This is mostly a knitting blog. Sometimes pictures of things I've made, sometimes not. I'm a guy who knits, I usually attend a men's stitch 'n' bitch on Monday nights, and I prefer natural fibres to artificial ones. I have a love-hate relationship with bamboo yarns: I love what they can do and how they look, I hate how they are made. I've been knitting since about 2003, though I really didn't get into it until 2005, while convelescing with a broken leg. I must have discovered something good, 'cause I'm still knitting years later.

Wednesday, June 17, 2015

Yarns to Dye For!

One of the things I've been interested in for a while is dying. Come July, I'm going to get my chance to try my hand at it. Huw's friend Mirabel is a dyer, and uses natural plant dyes rather than chemical dyes. I think we'll be using indigo and maybe woad. One of them, I've heard, needs what is known to dyers as a "piss-bath" and I'm sure if that's true, it will all be so very charming.


I've been scouring my stash for any undyed yarns I might have. I've found quite a few, but these nine are the ones I think I'll bring with me to dye.

A few years ago, I signed up for a yarn CSA out of Martha's Vineyard, which has since relocated to Virginia as Juniper Moon Farm. At the end of the season, I got two skeins of Romney and four skeins of Corriedale.

These are the Romney skeins. The yarn is beautiful, but not particularly soft. I need to do some research about Romney yarn, and what it might be best used for.

These are the four skeins of Corriedale. I don't think I've ever knit with Corriedale before, so I'm looking forward to making something interesting with these once they're dyed.

In 2007 I visited a friend in Bellingham, WA, and on a trip to Orcas Island, we passed a sheep farm and I bought these two skeins. I wish I'd also bought the natural brown yarn, but I was limited in funds. These are from Coffelt's Farm from the island, and I've carried them with me a long time, and a long way. While I know these are wool, I'm not sure from which breed, and the website doesn't mention which breed they use for the wool, though there are Romney, Dorset, Coopworth, and Texal on the farm.

At a recent craft fair, I got this sport weight skein of alpaca yarn. It's from Sunny Knoll Farm in New Hampshire. I don't know much about this yarn, only that I've been told that alpaca accepts dye beautifully, and that it will look good when done.

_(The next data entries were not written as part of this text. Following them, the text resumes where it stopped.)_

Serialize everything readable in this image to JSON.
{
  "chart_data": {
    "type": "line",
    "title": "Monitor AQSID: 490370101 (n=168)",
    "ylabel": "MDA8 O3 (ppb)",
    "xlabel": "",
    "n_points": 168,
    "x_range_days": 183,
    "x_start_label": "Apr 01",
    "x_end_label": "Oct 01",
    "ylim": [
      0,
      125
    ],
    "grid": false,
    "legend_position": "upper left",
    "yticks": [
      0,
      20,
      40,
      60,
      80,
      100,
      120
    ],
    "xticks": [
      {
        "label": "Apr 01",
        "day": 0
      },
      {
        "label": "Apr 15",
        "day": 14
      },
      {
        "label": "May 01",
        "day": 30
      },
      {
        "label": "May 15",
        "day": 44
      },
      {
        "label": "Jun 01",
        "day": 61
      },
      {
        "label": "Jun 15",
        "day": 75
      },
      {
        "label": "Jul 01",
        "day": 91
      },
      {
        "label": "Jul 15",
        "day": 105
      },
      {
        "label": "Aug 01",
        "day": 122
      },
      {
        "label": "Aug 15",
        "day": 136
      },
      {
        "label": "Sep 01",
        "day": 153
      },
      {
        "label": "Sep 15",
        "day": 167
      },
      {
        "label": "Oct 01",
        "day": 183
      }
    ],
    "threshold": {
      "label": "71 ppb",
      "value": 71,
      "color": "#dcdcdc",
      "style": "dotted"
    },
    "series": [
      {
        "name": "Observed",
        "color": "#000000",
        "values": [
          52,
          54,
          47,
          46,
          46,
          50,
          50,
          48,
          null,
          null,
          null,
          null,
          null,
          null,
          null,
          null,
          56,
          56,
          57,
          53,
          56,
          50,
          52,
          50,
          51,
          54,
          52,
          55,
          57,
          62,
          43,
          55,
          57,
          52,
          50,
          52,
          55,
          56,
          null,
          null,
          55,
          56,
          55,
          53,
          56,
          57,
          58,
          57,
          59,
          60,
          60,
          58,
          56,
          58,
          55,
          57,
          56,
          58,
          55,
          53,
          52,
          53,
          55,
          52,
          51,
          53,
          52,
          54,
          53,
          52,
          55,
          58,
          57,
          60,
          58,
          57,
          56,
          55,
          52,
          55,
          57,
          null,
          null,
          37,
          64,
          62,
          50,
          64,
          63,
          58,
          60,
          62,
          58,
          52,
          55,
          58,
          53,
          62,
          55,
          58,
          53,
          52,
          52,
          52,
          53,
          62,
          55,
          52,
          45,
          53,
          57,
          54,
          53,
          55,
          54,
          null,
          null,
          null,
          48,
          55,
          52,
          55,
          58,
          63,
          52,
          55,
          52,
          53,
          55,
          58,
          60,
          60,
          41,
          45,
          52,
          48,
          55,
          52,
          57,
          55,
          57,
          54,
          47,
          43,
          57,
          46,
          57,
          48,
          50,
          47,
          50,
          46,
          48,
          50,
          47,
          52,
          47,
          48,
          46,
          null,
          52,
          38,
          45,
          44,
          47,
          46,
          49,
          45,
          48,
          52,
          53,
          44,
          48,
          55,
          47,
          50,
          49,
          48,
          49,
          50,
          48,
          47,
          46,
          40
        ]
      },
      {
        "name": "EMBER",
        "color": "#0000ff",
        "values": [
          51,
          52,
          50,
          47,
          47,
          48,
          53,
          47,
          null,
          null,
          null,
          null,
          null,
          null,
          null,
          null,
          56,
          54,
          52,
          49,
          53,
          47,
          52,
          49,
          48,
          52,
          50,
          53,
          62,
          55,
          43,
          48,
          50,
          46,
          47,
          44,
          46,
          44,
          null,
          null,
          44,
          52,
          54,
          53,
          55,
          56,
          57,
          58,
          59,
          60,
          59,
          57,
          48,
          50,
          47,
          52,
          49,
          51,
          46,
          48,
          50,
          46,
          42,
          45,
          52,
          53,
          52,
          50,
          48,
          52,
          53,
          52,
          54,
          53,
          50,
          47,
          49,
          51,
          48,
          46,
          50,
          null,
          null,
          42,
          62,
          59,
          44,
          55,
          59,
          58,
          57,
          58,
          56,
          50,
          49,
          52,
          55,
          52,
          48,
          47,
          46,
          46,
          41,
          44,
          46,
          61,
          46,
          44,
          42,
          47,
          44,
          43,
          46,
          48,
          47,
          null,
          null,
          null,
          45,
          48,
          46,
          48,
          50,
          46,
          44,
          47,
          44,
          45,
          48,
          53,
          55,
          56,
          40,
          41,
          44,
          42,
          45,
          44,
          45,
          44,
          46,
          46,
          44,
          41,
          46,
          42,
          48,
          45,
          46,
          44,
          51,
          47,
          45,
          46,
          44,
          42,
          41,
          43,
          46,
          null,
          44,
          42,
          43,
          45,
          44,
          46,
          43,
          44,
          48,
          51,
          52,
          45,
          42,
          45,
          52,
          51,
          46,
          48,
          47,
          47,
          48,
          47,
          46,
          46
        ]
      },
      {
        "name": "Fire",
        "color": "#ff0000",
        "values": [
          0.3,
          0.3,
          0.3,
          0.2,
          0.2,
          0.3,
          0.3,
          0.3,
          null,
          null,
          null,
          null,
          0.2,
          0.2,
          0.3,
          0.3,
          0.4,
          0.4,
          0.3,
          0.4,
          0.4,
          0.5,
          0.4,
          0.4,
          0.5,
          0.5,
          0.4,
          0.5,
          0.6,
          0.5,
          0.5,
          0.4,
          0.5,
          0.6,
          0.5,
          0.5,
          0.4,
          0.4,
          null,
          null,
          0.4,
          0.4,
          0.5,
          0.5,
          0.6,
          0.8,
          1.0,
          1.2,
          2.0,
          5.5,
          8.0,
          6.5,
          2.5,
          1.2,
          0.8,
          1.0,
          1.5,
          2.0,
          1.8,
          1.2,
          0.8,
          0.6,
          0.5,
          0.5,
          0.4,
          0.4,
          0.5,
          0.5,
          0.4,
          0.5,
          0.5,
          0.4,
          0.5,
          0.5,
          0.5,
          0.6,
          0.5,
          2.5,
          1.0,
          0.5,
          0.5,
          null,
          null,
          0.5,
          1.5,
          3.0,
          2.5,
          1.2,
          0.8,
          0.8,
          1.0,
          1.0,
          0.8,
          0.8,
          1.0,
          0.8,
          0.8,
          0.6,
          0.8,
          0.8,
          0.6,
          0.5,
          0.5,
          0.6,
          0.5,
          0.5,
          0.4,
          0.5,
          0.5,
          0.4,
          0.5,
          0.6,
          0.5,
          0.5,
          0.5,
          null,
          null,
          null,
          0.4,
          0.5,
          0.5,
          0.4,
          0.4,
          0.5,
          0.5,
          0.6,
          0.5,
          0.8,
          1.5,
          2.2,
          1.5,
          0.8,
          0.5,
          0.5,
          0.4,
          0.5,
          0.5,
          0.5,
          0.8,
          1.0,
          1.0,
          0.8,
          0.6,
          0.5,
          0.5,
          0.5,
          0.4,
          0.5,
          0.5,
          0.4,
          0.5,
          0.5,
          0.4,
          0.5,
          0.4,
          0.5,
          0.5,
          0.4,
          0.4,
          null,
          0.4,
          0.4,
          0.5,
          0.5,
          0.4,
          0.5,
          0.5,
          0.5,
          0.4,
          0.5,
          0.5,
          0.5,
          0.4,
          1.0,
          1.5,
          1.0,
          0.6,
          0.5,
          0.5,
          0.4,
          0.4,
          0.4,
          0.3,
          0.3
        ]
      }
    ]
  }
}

I will continue to look through my stash to see if I have other undyed skeins of yarn. I know that I have a few skeins of Cascade Epiphany, a discontinued line, in a mustard yellow. Mirabel tells me that this can be overdyed, and if I can find it, I'll bring it with me. I only bought it because the yarn had been discontinued and I knew that when my LYS was soldout, it would be out of reach forever.